I know what you’re thinking. Someone’s been sucking a little too hard and fast on the whiskey bottle. But I swear, no. Really. Just hear me out, for crying out loud!
I just finished Breaking Dawn , the fourth book in the Stephenie Meyer’s Twilight saga. Now I’ve written about this series before, back in February. Well, after reading the whole series, I no longer feel these books are sexy. No. Mind -boggling might be more appropriate. Despite my growing annoyance with the main character, Bella, whose need for self-sacrifice is bordering on pathological, and her sticky sweet romance with the insipid Edward, I found this series fascinating. Why? Because it is sooo popular. I keep wondering what everybody sees in it. Basically it is over a thousand pages of a love triangle between a normal human teenager, her werewolf best-friend and a hundred year old vampire.

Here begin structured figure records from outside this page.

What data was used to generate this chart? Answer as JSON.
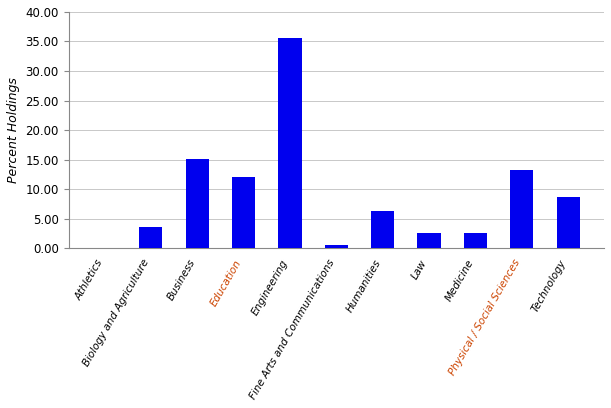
{
  "categories": [
    "Athletics",
    "Biology and Agriculture",
    "Business",
    "Education",
    "Engineering",
    "Fine Arts and Communications",
    "Humanities",
    "Law",
    "Medicine",
    "Physical / Social Sciences",
    "Technology"
  ],
  "values": [
    0.1,
    3.6,
    15.1,
    12.0,
    35.6,
    0.5,
    6.3,
    2.5,
    2.5,
    13.3,
    8.7
  ],
  "bar_color": "#0000ee",
  "ylabel": "Percent Holdings",
  "ylim": [
    0,
    40.0
  ],
  "yticks": [
    0.0,
    5.0,
    10.0,
    15.0,
    20.0,
    25.0,
    30.0,
    35.0,
    40.0
  ],
  "tick_label_colors": [
    "#000000",
    "#000000",
    "#000000",
    "#cc4400",
    "#000000",
    "#000000",
    "#000000",
    "#000000",
    "#000000",
    "#cc4400",
    "#000000"
  ],
  "background_color": "#ffffff",
  "grid_color": "#c8c8c8",
  "ylabel_color": "#000000",
  "ylabel_fontsize": 9,
  "xtick_fontsize": 7.5,
  "ytick_fontsize": 8.5,
  "bar_width": 0.5,
  "xtick_rotation": 60
}
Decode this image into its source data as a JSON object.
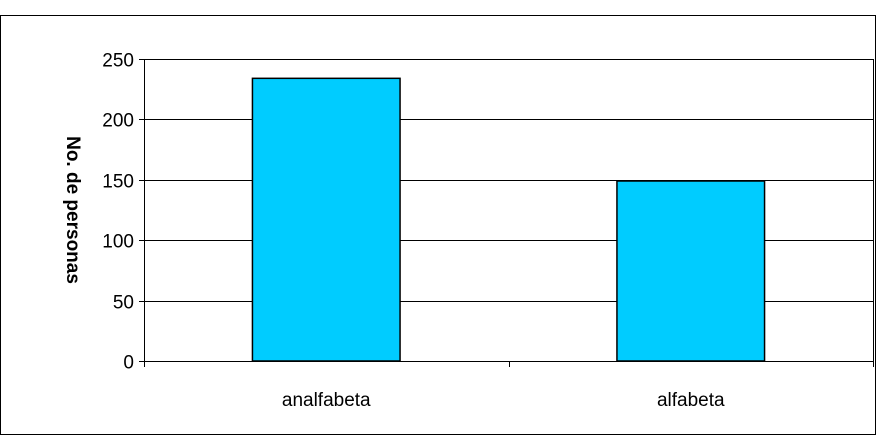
{
  "chart_data": {
    "type": "bar",
    "title": "",
    "xlabel": "",
    "ylabel": "No. de personas",
    "categories": [
      "analfabeta",
      "alfabeta"
    ],
    "values": [
      234,
      149
    ],
    "ylim": [
      0,
      250
    ],
    "yticks": [
      0,
      50,
      100,
      150,
      200,
      250
    ],
    "grid": true,
    "legend": "none",
    "colors": {
      "bar_fill": "#00CCFF",
      "bar_stroke": "#000000",
      "grid": "#000000",
      "plot_background": "#FFFFFF",
      "frame": "#000000"
    }
  }
}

WARNING-SPOILER: stop reading if you have not and are planning on reading the series. I will totally spoil it for you. So stop. Stop now.

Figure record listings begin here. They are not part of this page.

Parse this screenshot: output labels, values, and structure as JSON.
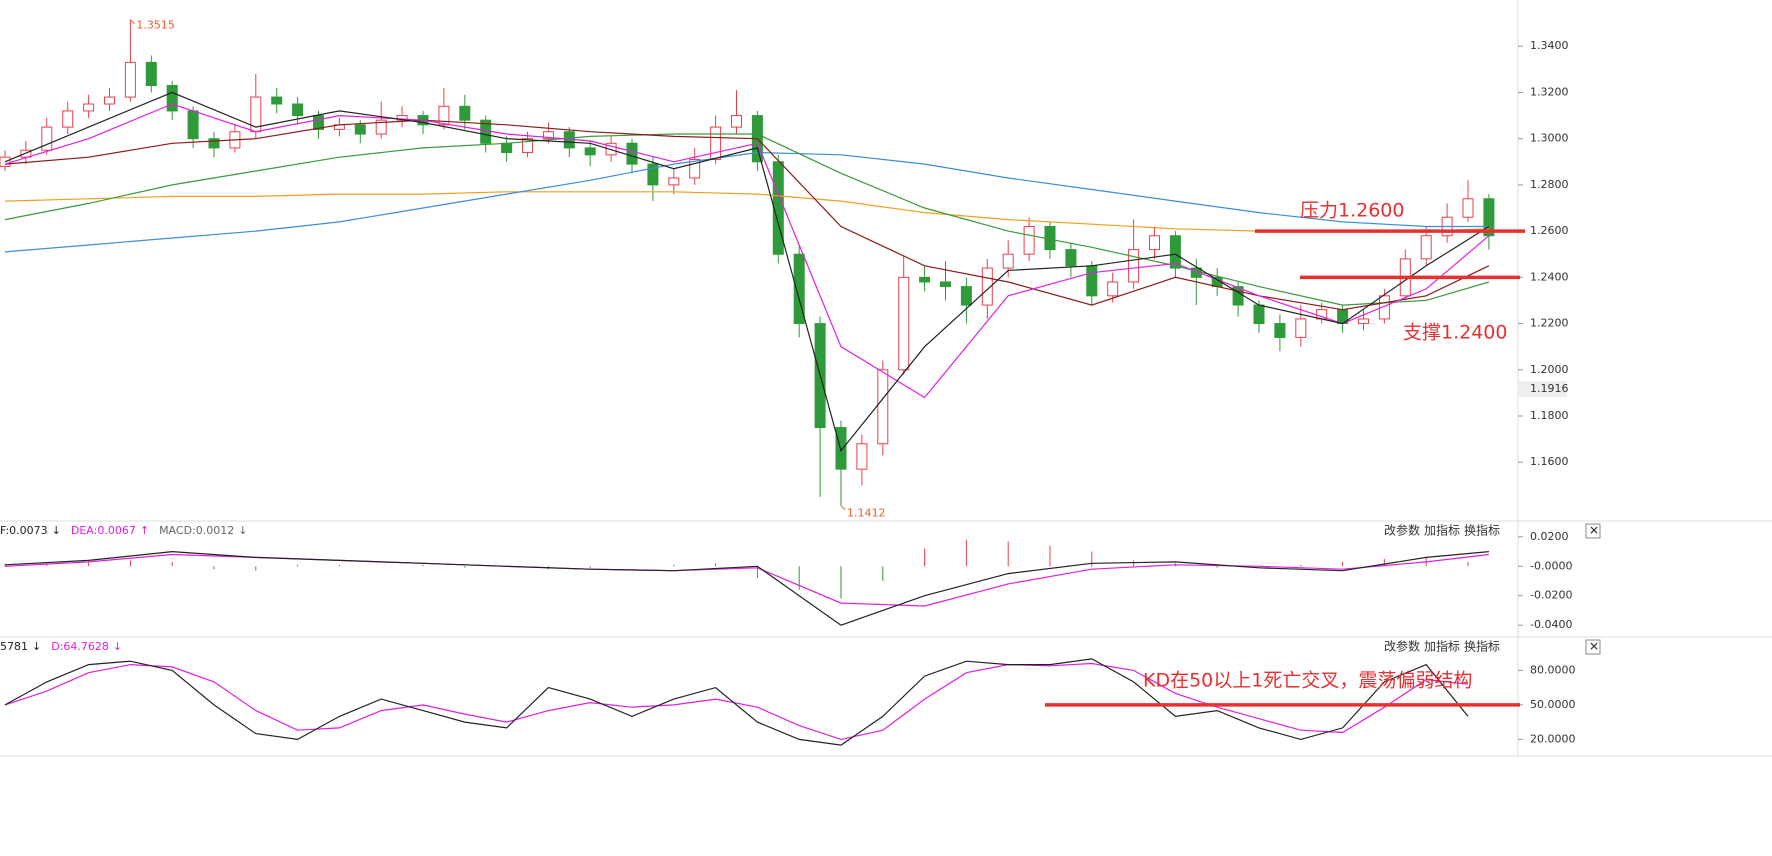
{
  "chart_data": [
    {
      "type": "candlestick",
      "up_color": "#e8414b",
      "down_color": "#2e9a3a",
      "candles": {
        "open": [
          1.288,
          1.292,
          1.295,
          1.305,
          1.312,
          1.315,
          1.318,
          1.333,
          1.323,
          1.312,
          1.3,
          1.296,
          1.303,
          1.318,
          1.315,
          1.31,
          1.304,
          1.306,
          1.302,
          1.308,
          1.31,
          1.306,
          1.314,
          1.308,
          1.298,
          1.294,
          1.3,
          1.303,
          1.296,
          1.293,
          1.298,
          1.289,
          1.28,
          1.283,
          1.291,
          1.305,
          1.31,
          1.29,
          1.25,
          1.22,
          1.175,
          1.157,
          1.168,
          1.2,
          1.24,
          1.238,
          1.236,
          1.228,
          1.244,
          1.25,
          1.262,
          1.252,
          1.245,
          1.232,
          1.238,
          1.252,
          1.258,
          1.244,
          1.24,
          1.236,
          1.228,
          1.22,
          1.214,
          1.222,
          1.226,
          1.22,
          1.222,
          1.232,
          1.248,
          1.258,
          1.266,
          1.274
        ],
        "high": [
          1.295,
          1.299,
          1.309,
          1.316,
          1.319,
          1.322,
          1.3515,
          1.336,
          1.325,
          1.314,
          1.303,
          1.306,
          1.328,
          1.322,
          1.318,
          1.312,
          1.309,
          1.308,
          1.316,
          1.314,
          1.312,
          1.322,
          1.319,
          1.31,
          1.301,
          1.303,
          1.307,
          1.305,
          1.299,
          1.301,
          1.3,
          1.292,
          1.287,
          1.296,
          1.31,
          1.321,
          1.312,
          1.293,
          1.254,
          1.223,
          1.178,
          1.172,
          1.204,
          1.249,
          1.245,
          1.247,
          1.24,
          1.248,
          1.256,
          1.266,
          1.264,
          1.255,
          1.247,
          1.242,
          1.265,
          1.262,
          1.26,
          1.248,
          1.244,
          1.238,
          1.23,
          1.224,
          1.228,
          1.229,
          1.228,
          1.226,
          1.235,
          1.252,
          1.262,
          1.272,
          1.282,
          1.276
        ],
        "low": [
          1.286,
          1.289,
          1.293,
          1.302,
          1.309,
          1.312,
          1.316,
          1.32,
          1.308,
          1.296,
          1.292,
          1.294,
          1.3,
          1.311,
          1.306,
          1.3,
          1.301,
          1.298,
          1.3,
          1.305,
          1.302,
          1.304,
          1.304,
          1.294,
          1.29,
          1.292,
          1.298,
          1.292,
          1.288,
          1.29,
          1.285,
          1.273,
          1.276,
          1.28,
          1.289,
          1.302,
          1.286,
          1.246,
          1.214,
          1.145,
          1.1412,
          1.15,
          1.163,
          1.198,
          1.234,
          1.23,
          1.22,
          1.222,
          1.24,
          1.247,
          1.248,
          1.24,
          1.228,
          1.229,
          1.235,
          1.248,
          1.24,
          1.228,
          1.232,
          1.223,
          1.216,
          1.208,
          1.21,
          1.22,
          1.216,
          1.217,
          1.22,
          1.23,
          1.245,
          1.255,
          1.264,
          1.252
        ],
        "close": [
          1.292,
          1.295,
          1.305,
          1.312,
          1.315,
          1.318,
          1.333,
          1.323,
          1.312,
          1.3,
          1.296,
          1.303,
          1.318,
          1.315,
          1.31,
          1.304,
          1.306,
          1.302,
          1.308,
          1.31,
          1.306,
          1.314,
          1.308,
          1.298,
          1.294,
          1.3,
          1.303,
          1.296,
          1.293,
          1.298,
          1.289,
          1.28,
          1.283,
          1.291,
          1.305,
          1.31,
          1.29,
          1.25,
          1.22,
          1.175,
          1.157,
          1.168,
          1.2,
          1.24,
          1.238,
          1.236,
          1.228,
          1.244,
          1.25,
          1.262,
          1.252,
          1.245,
          1.232,
          1.238,
          1.252,
          1.258,
          1.244,
          1.24,
          1.236,
          1.228,
          1.22,
          1.214,
          1.222,
          1.226,
          1.22,
          1.222,
          1.232,
          1.248,
          1.258,
          1.266,
          1.274,
          1.258
        ]
      },
      "lines": [
        {
          "color": "#f0a020",
          "x": [
            0,
            4,
            8,
            12,
            16,
            20,
            24,
            28,
            32,
            36,
            40,
            44,
            48,
            52,
            56,
            60,
            64,
            68,
            71
          ],
          "values": [
            1.273,
            1.274,
            1.275,
            1.275,
            1.276,
            1.276,
            1.277,
            1.277,
            1.277,
            1.276,
            1.273,
            1.268,
            1.265,
            1.263,
            1.261,
            1.26,
            1.26,
            1.26,
            1.261
          ]
        },
        {
          "color": "#3b8fd9",
          "x": [
            0,
            4,
            8,
            12,
            16,
            20,
            24,
            28,
            32,
            36,
            40,
            44,
            48,
            52,
            56,
            60,
            64,
            68,
            71
          ],
          "values": [
            1.251,
            1.254,
            1.257,
            1.26,
            1.264,
            1.27,
            1.276,
            1.282,
            1.289,
            1.294,
            1.293,
            1.289,
            1.283,
            1.278,
            1.273,
            1.268,
            1.264,
            1.262,
            1.262
          ]
        },
        {
          "color": "#3a9a3a",
          "x": [
            0,
            4,
            8,
            12,
            16,
            20,
            24,
            28,
            32,
            36,
            40,
            44,
            48,
            52,
            56,
            60,
            64,
            68,
            71
          ],
          "values": [
            1.265,
            1.272,
            1.28,
            1.286,
            1.292,
            1.296,
            1.298,
            1.301,
            1.302,
            1.302,
            1.285,
            1.27,
            1.26,
            1.253,
            1.245,
            1.236,
            1.228,
            1.23,
            1.238
          ]
        },
        {
          "color": "#8b1a1a",
          "x": [
            0,
            4,
            8,
            12,
            16,
            20,
            24,
            28,
            32,
            36,
            40,
            44,
            48,
            52,
            56,
            60,
            64,
            68,
            71
          ],
          "values": [
            1.289,
            1.292,
            1.298,
            1.3,
            1.306,
            1.308,
            1.306,
            1.303,
            1.301,
            1.3,
            1.262,
            1.245,
            1.238,
            1.228,
            1.24,
            1.232,
            1.226,
            1.232,
            1.245
          ]
        },
        {
          "color": "#e020e0",
          "x": [
            0,
            4,
            8,
            12,
            16,
            20,
            24,
            28,
            32,
            36,
            40,
            44,
            48,
            52,
            56,
            60,
            64,
            68,
            71
          ],
          "values": [
            1.289,
            1.3,
            1.315,
            1.303,
            1.31,
            1.308,
            1.302,
            1.299,
            1.29,
            1.298,
            1.21,
            1.188,
            1.232,
            1.242,
            1.246,
            1.232,
            1.22,
            1.235,
            1.258
          ]
        },
        {
          "color": "#222222",
          "x": [
            0,
            4,
            8,
            12,
            16,
            20,
            24,
            28,
            32,
            36,
            40,
            44,
            48,
            52,
            56,
            60,
            64,
            68,
            71
          ],
          "values": [
            1.29,
            1.305,
            1.32,
            1.305,
            1.312,
            1.307,
            1.3,
            1.298,
            1.287,
            1.296,
            1.165,
            1.21,
            1.243,
            1.245,
            1.25,
            1.228,
            1.22,
            1.245,
            1.262
          ]
        }
      ],
      "ylim": [
        1.135,
        1.36
      ],
      "yticks": [
        {
          "value": 1.16,
          "label": "1.1600"
        },
        {
          "value": 1.18,
          "label": "1.1800"
        },
        {
          "value": 1.2,
          "label": "1.2000"
        },
        {
          "value": 1.22,
          "label": "1.2200"
        },
        {
          "value": 1.24,
          "label": "1.2400"
        },
        {
          "value": 1.26,
          "label": "1.2600"
        },
        {
          "value": 1.28,
          "label": "1.2800"
        },
        {
          "value": 1.3,
          "label": "1.3000"
        },
        {
          "value": 1.32,
          "label": "1.3200"
        },
        {
          "value": 1.34,
          "label": "1.3400"
        }
      ],
      "current_price": 1.1916,
      "annotations": [
        {
          "text": "压力1.2600",
          "value": 1.26,
          "color": "#e83030"
        },
        {
          "text": "支撑1.2400",
          "value": 1.24,
          "color": "#e83030"
        }
      ]
    },
    {
      "type": "macd",
      "header": [
        {
          "text": "F:0.0073",
          "arrow": "↓",
          "color": "#222222"
        },
        {
          "text": "DEA:0.0067",
          "arrow": "↑",
          "color": "#e020e0"
        },
        {
          "text": "MACD:0.0012",
          "arrow": "↓",
          "color": "#666666"
        }
      ],
      "buttons": [
        "改参数",
        "加指标",
        "换指标",
        "✕"
      ],
      "up_color": "#e8414b",
      "down_color": "#2e9a3a",
      "histogram": {
        "x": [
          0,
          2,
          4,
          6,
          8,
          10,
          12,
          14,
          16,
          18,
          20,
          22,
          24,
          26,
          28,
          30,
          32,
          34,
          36,
          38,
          40,
          42,
          44,
          46,
          48,
          50,
          52,
          54,
          56,
          58,
          60,
          62,
          64,
          66,
          68,
          70
        ],
        "values": [
          0.001,
          0.002,
          0.003,
          0.004,
          0.003,
          -0.002,
          -0.003,
          0.001,
          0.001,
          0.0,
          0.001,
          -0.001,
          0.0,
          -0.002,
          -0.001,
          0.0,
          0.001,
          0.002,
          -0.008,
          -0.016,
          -0.022,
          -0.01,
          0.012,
          0.018,
          0.017,
          0.014,
          0.01,
          0.004,
          0.002,
          -0.001,
          -0.001,
          0.001,
          0.003,
          0.005,
          0.006,
          0.003
        ]
      },
      "lines": [
        {
          "color": "#e020e0",
          "x": [
            0,
            4,
            8,
            12,
            16,
            20,
            24,
            28,
            32,
            36,
            40,
            44,
            48,
            52,
            56,
            60,
            64,
            68,
            71
          ],
          "values": [
            0.0,
            0.003,
            0.008,
            0.006,
            0.004,
            0.002,
            0.0,
            -0.002,
            -0.003,
            -0.001,
            -0.025,
            -0.027,
            -0.012,
            -0.002,
            0.001,
            0.0,
            -0.002,
            0.003,
            0.008
          ]
        },
        {
          "color": "#222222",
          "x": [
            0,
            4,
            8,
            12,
            16,
            20,
            24,
            28,
            32,
            36,
            40,
            44,
            48,
            52,
            56,
            60,
            64,
            68,
            71
          ],
          "values": [
            0.001,
            0.004,
            0.01,
            0.006,
            0.004,
            0.002,
            0.0,
            -0.002,
            -0.003,
            0.0,
            -0.04,
            -0.02,
            -0.005,
            0.002,
            0.003,
            -0.001,
            -0.003,
            0.006,
            0.01
          ]
        }
      ],
      "ylim": [
        -0.046,
        0.026
      ],
      "yticks": [
        {
          "value": 0.02,
          "label": "0.0200"
        },
        {
          "value": 0,
          "label": "-0.0000"
        },
        {
          "value": -0.02,
          "label": "-0.0200"
        },
        {
          "value": -0.04,
          "label": "-0.0400"
        }
      ]
    },
    {
      "type": "kd",
      "header": [
        {
          "text": "5781",
          "arrow": "↓",
          "color": "#222222"
        },
        {
          "text": "D:64.7628",
          "arrow": "↓",
          "color": "#e020e0"
        }
      ],
      "buttons": [
        "改参数",
        "加指标",
        "换指标",
        "✕"
      ],
      "lines": [
        {
          "color": "#e020e0",
          "x": [
            0,
            2,
            4,
            6,
            8,
            10,
            12,
            14,
            16,
            18,
            20,
            22,
            24,
            26,
            28,
            30,
            32,
            34,
            36,
            38,
            40,
            42,
            44,
            46,
            48,
            50,
            52,
            54,
            56,
            58,
            60,
            62,
            64,
            66,
            68,
            70
          ],
          "values": [
            50,
            62,
            78,
            85,
            83,
            70,
            45,
            28,
            30,
            45,
            50,
            42,
            35,
            45,
            52,
            48,
            50,
            55,
            48,
            32,
            20,
            28,
            55,
            78,
            85,
            84,
            86,
            80,
            60,
            48,
            38,
            28,
            26,
            48,
            72,
            68
          ]
        },
        {
          "color": "#222222",
          "x": [
            0,
            2,
            4,
            6,
            8,
            10,
            12,
            14,
            16,
            18,
            20,
            22,
            24,
            26,
            28,
            30,
            32,
            34,
            36,
            38,
            40,
            42,
            44,
            46,
            48,
            50,
            52,
            54,
            56,
            58,
            60,
            62,
            64,
            66,
            68,
            70
          ],
          "values": [
            50,
            70,
            85,
            88,
            80,
            50,
            25,
            20,
            40,
            55,
            45,
            35,
            30,
            65,
            55,
            40,
            55,
            65,
            35,
            20,
            15,
            40,
            75,
            88,
            85,
            85,
            90,
            70,
            40,
            45,
            30,
            20,
            30,
            70,
            85,
            40
          ]
        }
      ],
      "ylim": [
        9,
        96
      ],
      "yticks": [
        {
          "value": 80,
          "label": "80.0000"
        },
        {
          "value": 50,
          "label": "50.0000"
        },
        {
          "value": 20,
          "label": "20.0000"
        }
      ],
      "annotations": [
        {
          "text": "KD在50以上1死亡交叉，震荡偏弱结构",
          "value": 50,
          "color": "#e83030"
        }
      ]
    }
  ]
}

The last book begins with Bella getting married and then, and only then having sex. Of course, as Bristol Palin can now attest, unprotected sex, apparently even with the undead, leads to the growth of people in your belly. And of course, Bella, the little martyr, must take the baby to term even if she faces certain death. Because, abortion, even when it is super strong undead spawn, was never an option.
I am not making this up. This is the series that was almost as popular as Harry Potter. Now, at the time that I was finishing the last book in the series, our venerable playmobile Prime Minister called an election. And I happened to be listening to that age old institution on the CBC, Cross Country Checkup. And all the young people that phoned in the show were proud Conservatives.

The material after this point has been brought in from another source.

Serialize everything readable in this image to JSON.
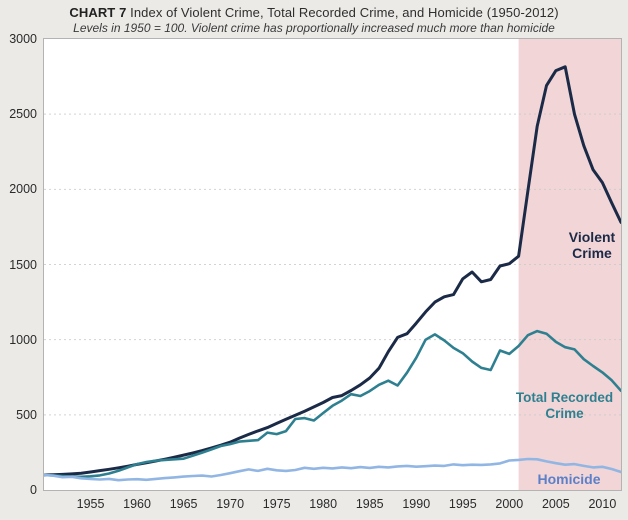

Pause. Of course, Cross country checkup is not an official poll. In fact, it is probably only a showcase for the more opiniated of us. But still, I was surprised. How could all these young people be so enamoured with Conservative ideology?
Then I thought about a presentation I attended a couple years back at a Library conference on the millenials, or the Y generation. Apparently, the Y generation is less cynical, less prone to bouts of irony, and yes, more conservative in their value system. Now, being the good librarian and doing a fast check on this Y generation thing, I see the profile might have changed slightly since I attended the conference (for one, according to wikipedia, they are more open to sexual relationships without romantic attachments than any other generation), but it still leaves us with this fascinating problem: What is going on in the collective psyche of our youth (and I shudder to think that I can say that without being one of them) when millions of teenagers find them obsessing over what amounts to a one dimensional, unrealistic, you are my knight in shining armour please, please make me undead just like you romance? What are they missing that this is appealing to them? Is it because their generation has experienced more family breakdown than any other? Why? Why?
The only thing I can think of is that the pendulum is swinging to the right and that that is being reflected in the literature of our youth.
Yes, people, I think I have my thesis topic ready if ever I am insane enough to go back to school.
But it is people of our generation who are writing these stories for these so-called conservative youth. And our generation who is marketing this stuff to these neo-conservative assholes. Um, I mean “children”.>>So what is that saying about our peer/age group?>>And has this gen Y group REALLY been experiencing more family breakdown than any other group (what IS family breakdown?) Do you have reliable stats to prove family breakdown – uh, that’s a rhetorical question because I think stats of all kinds are inherently flawed, and I also think the traditional definition of “family” is inherently flawed (and completely made up, if we are talking the nuclear family which didn’t exist 100+ years ago.)